|
17 février 2010 - Parmi les artistes sélectionnés pour participer au Symposium de peinture du Carnaval, Richard Bouchard a exposé ses sculptures en bois de cervidé et créé en direct pour le public. Il a aussi battu le record des ventes chez les sculpteurs depuis la tenue de cet événement. Une très belle occasion pour lui de rencontres et de rayonnement hors de son village des Escoumins et de sa région natale.
Lors de cette 22e édition du Symposium de peinture du Carnaval qui
s'est déroulée du 10 au 14 février au troisième étage du Centre
Laurier, Richard Bouchard a exposé ces sculptures de bois de cervidé.
Il était le seul sculpteur en compagnie de onze artistes peintres. Ce
symposium a regroupé douze artistes sélectionnés parmi une cinquantaine
de candidats: onze artistes québécois, dont un représente la relève, et
un peintre de la République dominicaine.
Ses œuvres ont été très appréciées des visiteurs venus en très grand
nombre, puisque près de 3 200 personnes ont été comptabilisées. Pour
l'occasion, il avait même réalisé deux sculptures de Bonhomme Carnaval.
Richard a d'ailleurs battu le record de ventes pour les sculpteurs qui
se sont succédé à ce symposium, soit huit sculptures vendues et une
neuvième en commande.
Original et attractif
«C'est un produit original, un médium attrayant, surtout pour les
étrangers», commente Gérald Trudel, peintre animalier, président
d'honneur et membre du comité de sélection, en évoquant les œuvres de
Richard, essentiellement sculptées dans le panache d'orignal. De ce
médium écologique et méconnu, Richard exploite le mouvement, ses
formes, ses couleurs et ses textures. Il lui donne une nouvelle vie,
celle d'oiseaux, d'animaux et de personnages.

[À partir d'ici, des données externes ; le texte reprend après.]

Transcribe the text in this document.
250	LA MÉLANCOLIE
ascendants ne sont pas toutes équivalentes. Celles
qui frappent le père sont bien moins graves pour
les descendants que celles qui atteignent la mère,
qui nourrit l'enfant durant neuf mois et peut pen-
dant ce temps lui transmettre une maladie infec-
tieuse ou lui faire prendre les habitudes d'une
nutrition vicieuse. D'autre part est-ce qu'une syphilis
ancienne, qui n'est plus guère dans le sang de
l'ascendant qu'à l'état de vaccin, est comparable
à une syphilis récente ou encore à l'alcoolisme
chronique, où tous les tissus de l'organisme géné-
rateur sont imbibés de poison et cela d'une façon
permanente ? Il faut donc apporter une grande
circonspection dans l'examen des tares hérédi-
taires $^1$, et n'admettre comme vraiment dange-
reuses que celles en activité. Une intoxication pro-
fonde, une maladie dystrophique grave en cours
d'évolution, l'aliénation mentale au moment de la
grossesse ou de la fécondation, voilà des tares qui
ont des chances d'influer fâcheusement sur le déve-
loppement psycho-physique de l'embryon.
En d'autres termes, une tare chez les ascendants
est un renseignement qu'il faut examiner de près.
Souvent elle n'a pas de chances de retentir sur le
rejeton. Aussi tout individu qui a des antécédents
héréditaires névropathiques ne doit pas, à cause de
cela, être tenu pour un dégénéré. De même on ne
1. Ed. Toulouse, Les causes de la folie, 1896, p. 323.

«Ce symposium est une activité à part entière pendant le carnaval»,
mentionne Claudine Boivin, présidente de cette édition. Pour ces
artistes, qui exposent et peignent en direct chaque jour, c'est
l'occasion de rencontrer un nouveau public, hors de leur région ou de
leur pays.
Pour Richard, «c'est une expérience très riche, stimulante et agréable.
Une belle fenêtre pour un artiste. Le public est très réceptif, car il
n'y a pas trop d'artistes, et une grande variété dans les œuvres». Il
souligne l'organisation impeccable, l'accueil chaleureux des acteurs de
ce symposium, comme l'implication de nombreux commanditaires et
bénévoles. «On vit tous ensemble pendant une semaine, beaucoup
d'activités sont organisées et on bénéficie d'un accueil V.I.P.». C'est
le deuxième symposium en dehors de sa région natale, après celui de
Baie-Comeau il y a quelques années, auquel Richard a participé.